Fresenius Kabi USA, LLC is hiring: Technical Writer in Wilson

Job Summary

Works with supervision and senior technical writers to investigate deviations and customer complaints, determine root causes, and initiate corrective and preventative actions to address quality deficiencies efficiently and thoroughly. Responsible for recommending proactive corrections based on trend analysis to minimize the risk of product discards, field actions, or recalls. The position requires working with moderate supervision to manage investigations from initiation to completion.

Responsibilities

• Ensure compliance with relevant SOPs while gathering, analyzing, and applying information from internal and external sources for risk assessment of deviations and complaints on product, process, and patient safety.
• Gather information during investigations to evaluate the impact on previously manufactured products and future operations.
• Prepare and analyze historical manufacturing and laboratory data, using root-cause analysis tools to determine causes and communicate findings to senior management.
• Collaborate with senior technical writers and supervision for root cause analysis and corrective action proposals.
• Maintain enterprise quality management systems in compliance with governing procedures, perform trend analysis.
• Work independently to ensure investigations comply with procedural guidelines, supporting management decisions affecting patient health and safety.
• Demonstrate strong technical skills and ensure deadlines are met, requesting extensions when necessary to maintain compliance.
• Fulfill commitments with department management, providing justification if deadlines are missed.
• Ensure compliance with health, safety, environment, energy, and quality management systems related to your role.
• Perform other tasks as directed by management or site leadership.

Requirements

• Bachelor's degree with 1-2 years of experience in pharmaceutical manufacturing or cGMP environment.
• Associate's degree with 5+ years of experience in pharmaceutical manufacturing or cGMP environment.
• Working knowledge of GMP, EU, GLP, FDA trends, and guidelines.
• Excellent verbal and written communication skills.
• Strong deductive and inductive critical thinking skills.
• Strong interpersonal and communication skills to interface with regulatory agencies, vendors, and departments.
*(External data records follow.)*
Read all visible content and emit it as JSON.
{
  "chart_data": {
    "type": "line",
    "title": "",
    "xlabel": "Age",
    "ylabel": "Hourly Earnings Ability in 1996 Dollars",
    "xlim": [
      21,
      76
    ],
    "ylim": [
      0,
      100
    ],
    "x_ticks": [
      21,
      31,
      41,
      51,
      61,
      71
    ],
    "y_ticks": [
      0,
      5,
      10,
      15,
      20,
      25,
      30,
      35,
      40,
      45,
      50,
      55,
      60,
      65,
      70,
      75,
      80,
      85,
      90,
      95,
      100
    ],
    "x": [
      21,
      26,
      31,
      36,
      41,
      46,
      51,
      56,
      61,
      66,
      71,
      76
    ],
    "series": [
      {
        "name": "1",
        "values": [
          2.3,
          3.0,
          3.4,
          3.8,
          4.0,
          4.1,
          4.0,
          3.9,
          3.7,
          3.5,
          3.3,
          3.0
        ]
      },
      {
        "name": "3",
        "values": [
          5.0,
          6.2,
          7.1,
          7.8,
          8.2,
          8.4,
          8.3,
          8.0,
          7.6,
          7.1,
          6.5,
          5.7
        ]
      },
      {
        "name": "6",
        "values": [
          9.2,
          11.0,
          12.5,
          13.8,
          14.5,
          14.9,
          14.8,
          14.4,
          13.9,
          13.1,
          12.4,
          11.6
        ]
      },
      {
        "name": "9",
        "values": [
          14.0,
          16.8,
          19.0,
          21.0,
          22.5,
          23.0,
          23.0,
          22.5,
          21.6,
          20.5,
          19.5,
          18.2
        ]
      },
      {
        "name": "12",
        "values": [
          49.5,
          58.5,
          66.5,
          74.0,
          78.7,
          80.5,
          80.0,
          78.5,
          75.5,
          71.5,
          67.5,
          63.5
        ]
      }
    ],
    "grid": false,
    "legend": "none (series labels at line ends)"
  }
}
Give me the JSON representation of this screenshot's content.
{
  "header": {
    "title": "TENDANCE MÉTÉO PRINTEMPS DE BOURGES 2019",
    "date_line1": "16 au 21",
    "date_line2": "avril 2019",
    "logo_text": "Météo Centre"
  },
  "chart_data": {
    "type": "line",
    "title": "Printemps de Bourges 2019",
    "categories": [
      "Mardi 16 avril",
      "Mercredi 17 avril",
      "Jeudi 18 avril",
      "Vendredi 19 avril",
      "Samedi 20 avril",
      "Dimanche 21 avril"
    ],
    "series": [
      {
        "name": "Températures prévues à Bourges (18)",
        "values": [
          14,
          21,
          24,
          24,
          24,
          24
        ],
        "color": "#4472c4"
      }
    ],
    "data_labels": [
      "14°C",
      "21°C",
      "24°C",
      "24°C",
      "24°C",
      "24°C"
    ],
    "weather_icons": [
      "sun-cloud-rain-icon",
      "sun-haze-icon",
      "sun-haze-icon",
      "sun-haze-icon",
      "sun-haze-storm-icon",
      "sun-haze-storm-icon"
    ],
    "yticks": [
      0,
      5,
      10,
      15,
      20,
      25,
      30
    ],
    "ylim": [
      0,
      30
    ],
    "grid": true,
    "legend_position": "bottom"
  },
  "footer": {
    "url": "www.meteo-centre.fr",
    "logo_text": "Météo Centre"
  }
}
Proficiency in MS Office, including Word and Excel.

Additional Information

We offer an excellent salary and benefits package, including medical, dental, vision coverage, life insurance, disability, 401K with company contribution, and wellness programs.

Fresenius Kabi is an Equal Opportunity/Affirmative Action employer. All qualified applicants will receive consideration without regard to race, color, religion, sex, national origin, citizenship, immigration status, disabilities, or veteran status.